While the form of apparatus herein described constitutes a preferred embodiment of the present invention, it is to be understood that the invention is not limited to this precise form of apparatus and that changes may be made therein without departing from the scope of the invention which is defined in the appended claims.

Claims

1. A highway culvert inlet collar comprising

a plate member, said plate member having a front flow contacting face, a rear face, a peripheral side edge intermediate said front flow contacting face and said rear face, and a tapered inlet face portion adjacent said front flow contacting face, said front flow contacting face having a front flow contacting face effective width and said tapered inlet face portion having a tapered inlet face portion effective width, said front flow contacting face having a substantially constant width, and said tapered inlet face portion having a substantially constant width, said front flow contacting face effective width being at least twice said tapered inlet face portion effective width, and

a pipe adapter, said pipe adapter having a first end and a second end, said pipe adapter having an interior surface and an exterior surface, said pipe adapter being attached to said plate member, said pipe adapter being dimensioned to accommodate a pipe having a diameter of at least 24″.

2. The collar according to claim 1 wherein said pipe adapter is cylindrical.

3. The collar according to claim 1 wherein said front flow contacting face has an interior edge and an exterior edge.

4. The collar according to claim 3 wherein said tapered inlet face portion extends from said front flow contacting face interior edge to a tapered face interior edge.

5. The collar according to claim 4 wherein said pipe adapter is attached to said plate member intermediate said peripheral side edge and said tapered face interior edge.

6. The collar according to claim 1 wherein said tapered inlet face portion is located centrally of said front flow contacting face.

7. The collar according to claim 1 wherein said tapered inlet face portion is angled 45° rearwardly from said front flow contacting face.

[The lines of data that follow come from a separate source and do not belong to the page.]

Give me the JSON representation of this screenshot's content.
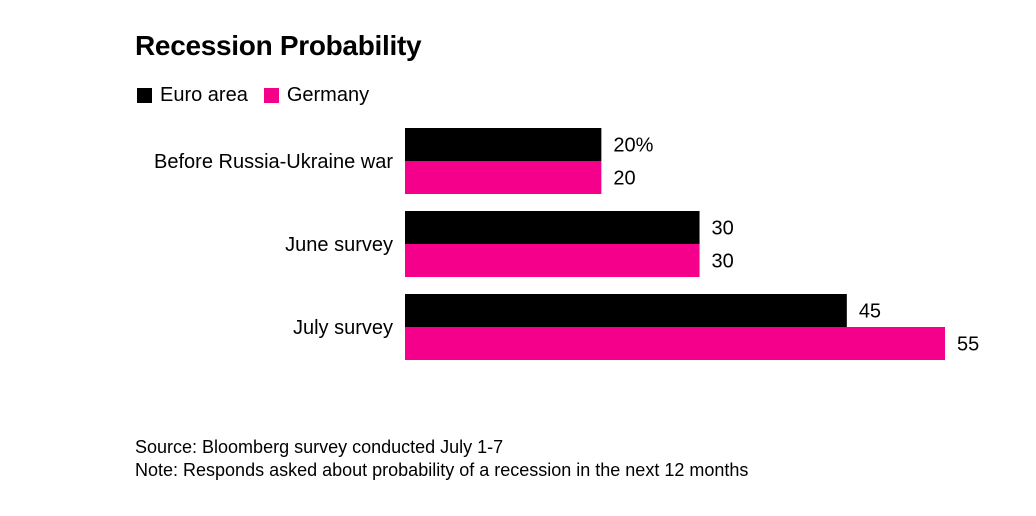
{
  "title": "Recession Probability",
  "colors": {
    "euro_area": "#000000",
    "germany": "#f5008b"
  },
  "chart_data": {
    "type": "bar",
    "orientation": "horizontal",
    "title": "Recession Probability",
    "categories": [
      "Before Russia-Ukraine war",
      "June survey",
      "July survey"
    ],
    "series": [
      {
        "name": "Euro area",
        "values": [
          20,
          30,
          45
        ],
        "labels": [
          "20%",
          "30",
          "45"
        ],
        "color": "#000000"
      },
      {
        "name": "Germany",
        "values": [
          20,
          30,
          55
        ],
        "labels": [
          "20",
          "30",
          "55"
        ],
        "color": "#f5008b"
      }
    ],
    "xlim": [
      0,
      55
    ],
    "grid": false,
    "legend_position": "top-left"
  },
  "footer": {
    "source": "Source: Bloomberg survey conducted July 1-7",
    "note": "Note: Responds asked about probability of a recession in the next 12 months"
  }
}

8. The collar according to claim 1 wherein said pipe adapter is oriented perpendicularly to said rear face.

9. The collar according to claim 1 wherein said pipe adapter being dimensioned to accommodate a pipe having a diameter in the range between 24″ and 96″.

10. In combination, a pipe and a highway culvert inlet collar, said pipe having a diameter of at least 24″, said collar comprising a plate member and a pipe adapter, said plate member having a front flow contacting face, a rear face, a peripheral side edge intermediate said front flow contacting face and said rear face, and a tapered inlet face portion adjacent said front flow contacting face, said front flow contacting face having a front flow contacting face effective width and said tapered inlet face portion having a tapered inlet face portion effective width, said front flow contacting face having a substantially constant width, and said tapered inlet face portion having a substantially constant width, said front flow contacting face effective width being at least twice said tapered inlet face portion effective width, said pipe adapter having a first end and a second end, said pipe adapter having an interior surface and an exterior surface, said pipe adapter being attached to said plate member, said pipe being attached to said collar.

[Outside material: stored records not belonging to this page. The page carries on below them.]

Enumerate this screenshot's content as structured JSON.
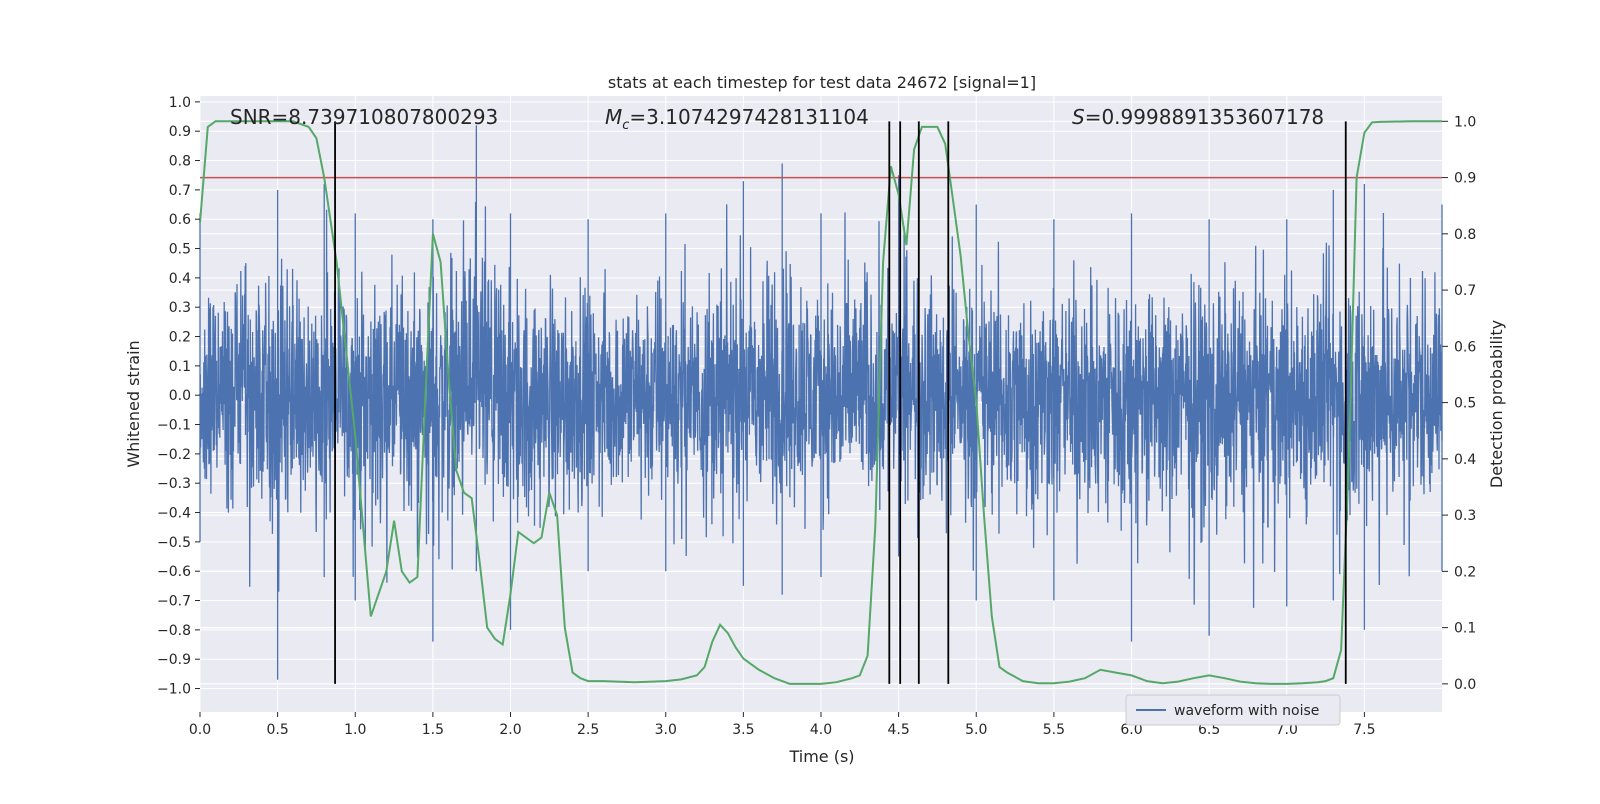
{
  "chart_data": {
    "type": "line",
    "title": "stats at each timestep for test data 24672 [signal=1]",
    "xlabel": "Time (s)",
    "ylabel_left": "Whitened strain",
    "ylabel_right": "Detection probability",
    "xlim": [
      0.0,
      8.0
    ],
    "ylim_left": [
      -1.08,
      1.02
    ],
    "ylim_right": [
      -0.05,
      1.045
    ],
    "x_ticks": [
      "0.0",
      "0.5",
      "1.0",
      "1.5",
      "2.0",
      "2.5",
      "3.0",
      "3.5",
      "4.0",
      "4.5",
      "5.0",
      "5.5",
      "6.0",
      "6.5",
      "7.0",
      "7.5"
    ],
    "y_left_ticks": [
      "1.0",
      "0.9",
      "0.8",
      "0.7",
      "0.6",
      "0.5",
      "0.4",
      "0.3",
      "0.2",
      "0.1",
      "0.0",
      "-0.1",
      "-0.2",
      "-0.3",
      "-0.4",
      "-0.5",
      "-0.6",
      "-0.7",
      "-0.8",
      "-0.9",
      "-1.0"
    ],
    "y_right_ticks": [
      "0.0",
      "0.1",
      "0.2",
      "0.3",
      "0.4",
      "0.5",
      "0.6",
      "0.7",
      "0.8",
      "0.9",
      "1.0"
    ],
    "grid": true,
    "legend_position": "lower-right",
    "legend": [
      "waveform with noise"
    ],
    "annotations": {
      "snr": "SNR=8.739710807800293",
      "mc_symbol": "M",
      "mc_sub": "c",
      "mc_value": "=3.1074297428131104",
      "s_symbol": "S",
      "s_value": "=0.9998891353607178"
    },
    "threshold_probability": 0.9,
    "vertical_markers_s": [
      0.87,
      4.44,
      4.51,
      4.63,
      4.82,
      7.38
    ],
    "colors": {
      "waveform": "#4c72b0",
      "probability": "#55a868",
      "threshold": "#c44e52",
      "markers": "#000000",
      "background": "#eaeaf2",
      "grid": "#ffffff"
    },
    "series": [
      {
        "name": "waveform with noise",
        "axis": "left",
        "envelope_time_s": [
          0.0,
          0.5,
          0.8,
          1.0,
          1.5,
          1.78,
          2.0,
          2.5,
          3.0,
          3.5,
          3.75,
          4.0,
          4.5,
          5.0,
          5.5,
          6.0,
          6.5,
          7.0,
          7.3,
          7.5,
          8.0
        ],
        "envelope_upper": [
          0.62,
          0.7,
          0.72,
          0.62,
          0.6,
          0.92,
          0.62,
          0.6,
          0.62,
          0.73,
          0.79,
          0.62,
          0.75,
          0.65,
          0.6,
          0.62,
          0.6,
          0.6,
          0.7,
          0.72,
          0.65
        ],
        "envelope_lower": [
          -0.5,
          -0.97,
          -0.62,
          -0.7,
          -0.84,
          -0.6,
          -0.8,
          -0.6,
          -0.6,
          -0.65,
          -0.68,
          -0.62,
          -0.55,
          -0.7,
          -0.7,
          -0.84,
          -0.82,
          -0.72,
          -0.7,
          -0.8,
          -0.6
        ]
      },
      {
        "name": "detection probability",
        "axis": "right",
        "time_s": [
          0.0,
          0.05,
          0.1,
          0.2,
          0.3,
          0.4,
          0.5,
          0.6,
          0.7,
          0.75,
          0.8,
          0.88,
          1.0,
          1.1,
          1.2,
          1.25,
          1.3,
          1.35,
          1.4,
          1.45,
          1.5,
          1.55,
          1.6,
          1.65,
          1.7,
          1.75,
          1.8,
          1.85,
          1.9,
          1.95,
          2.0,
          2.05,
          2.1,
          2.15,
          2.2,
          2.25,
          2.3,
          2.35,
          2.4,
          2.45,
          2.5,
          2.6,
          2.8,
          3.0,
          3.1,
          3.2,
          3.25,
          3.3,
          3.35,
          3.4,
          3.45,
          3.5,
          3.55,
          3.6,
          3.7,
          3.8,
          3.9,
          4.0,
          4.1,
          4.2,
          4.25,
          4.3,
          4.35,
          4.4,
          4.45,
          4.5,
          4.55,
          4.6,
          4.65,
          4.7,
          4.75,
          4.8,
          4.85,
          4.9,
          4.95,
          5.0,
          5.05,
          5.1,
          5.15,
          5.2,
          5.3,
          5.4,
          5.5,
          5.6,
          5.7,
          5.8,
          5.9,
          6.0,
          6.1,
          6.2,
          6.3,
          6.4,
          6.5,
          6.6,
          6.7,
          6.8,
          6.9,
          7.0,
          7.1,
          7.2,
          7.25,
          7.3,
          7.35,
          7.4,
          7.45,
          7.5,
          7.55,
          7.6,
          7.8,
          8.0
        ],
        "values": [
          0.82,
          0.99,
          1.0,
          1.0,
          1.0,
          1.0,
          1.0,
          1.0,
          0.99,
          0.97,
          0.9,
          0.75,
          0.44,
          0.12,
          0.2,
          0.29,
          0.2,
          0.18,
          0.19,
          0.5,
          0.8,
          0.75,
          0.55,
          0.38,
          0.34,
          0.33,
          0.22,
          0.1,
          0.08,
          0.07,
          0.16,
          0.27,
          0.26,
          0.25,
          0.26,
          0.34,
          0.3,
          0.1,
          0.02,
          0.01,
          0.005,
          0.005,
          0.003,
          0.005,
          0.008,
          0.015,
          0.03,
          0.075,
          0.105,
          0.09,
          0.065,
          0.045,
          0.035,
          0.025,
          0.01,
          0.0,
          0.0,
          0.0,
          0.003,
          0.01,
          0.015,
          0.05,
          0.28,
          0.75,
          0.92,
          0.87,
          0.78,
          0.95,
          0.99,
          0.99,
          0.99,
          0.96,
          0.86,
          0.76,
          0.62,
          0.5,
          0.3,
          0.12,
          0.03,
          0.02,
          0.005,
          0.001,
          0.001,
          0.004,
          0.01,
          0.025,
          0.02,
          0.015,
          0.005,
          0.001,
          0.004,
          0.01,
          0.015,
          0.01,
          0.004,
          0.001,
          0.0,
          0.0,
          0.001,
          0.003,
          0.005,
          0.01,
          0.06,
          0.4,
          0.9,
          0.98,
          0.998,
          0.999,
          1.0,
          1.0
        ]
      }
    ]
  }
}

11. The combination of claim 10 wherein said pipe adapter first end is attached to said rear face.

12. The combination according to claim 10 wherein said front flow contacting face has an interior edge and an exterior edge.

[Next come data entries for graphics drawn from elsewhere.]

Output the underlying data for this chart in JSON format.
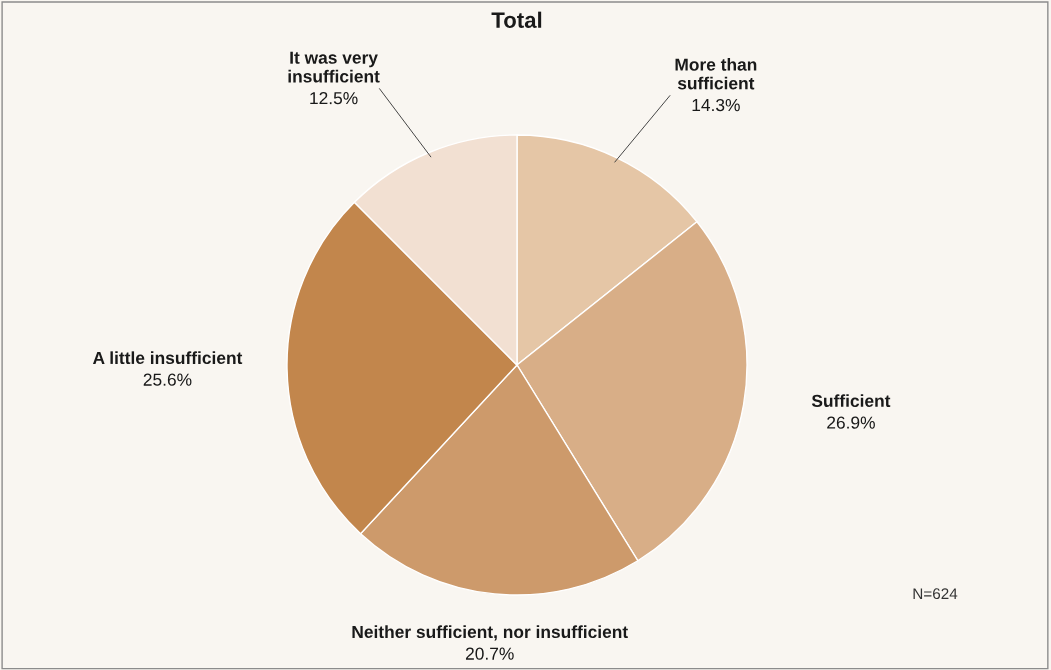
{
  "chart_data": {
    "type": "pie",
    "title": "Total",
    "categories": [
      "More than\nsufficient",
      "Sufficient",
      "Neither sufficient, nor insufficient",
      "A little insufficient",
      "It was very\ninsufficient"
    ],
    "values": [
      14.3,
      26.9,
      20.7,
      25.6,
      12.5
    ],
    "value_labels": [
      "14.3%",
      "26.9%",
      "20.7%",
      "25.6%",
      "12.5%"
    ],
    "colors": [
      "#e5c6a6",
      "#d8ae87",
      "#cd9a6b",
      "#c2864c",
      "#f2e0d2"
    ],
    "annotations": [
      "N=624"
    ],
    "legend": false
  }
}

13. The combination according to claim 12 wherein said tapered inlet face portion extends rearwardly from said front flow contacting face interior edge to a tapered face interior edge at an angle of 45°.

14. The combination according to claim 10 wherein said tapered inlet face portion is located centrally of said front flow contacting face.

15. The combination according to claim 10 wherein said pipe is secured to said pipe adapter interior surface.

16. The combination according to claim 10 wherein said pipe is corrugated and fabricated of plastic.

17. The combination according to claim 10 wherein said pipe has a diameter in the range between 24″ and 96″.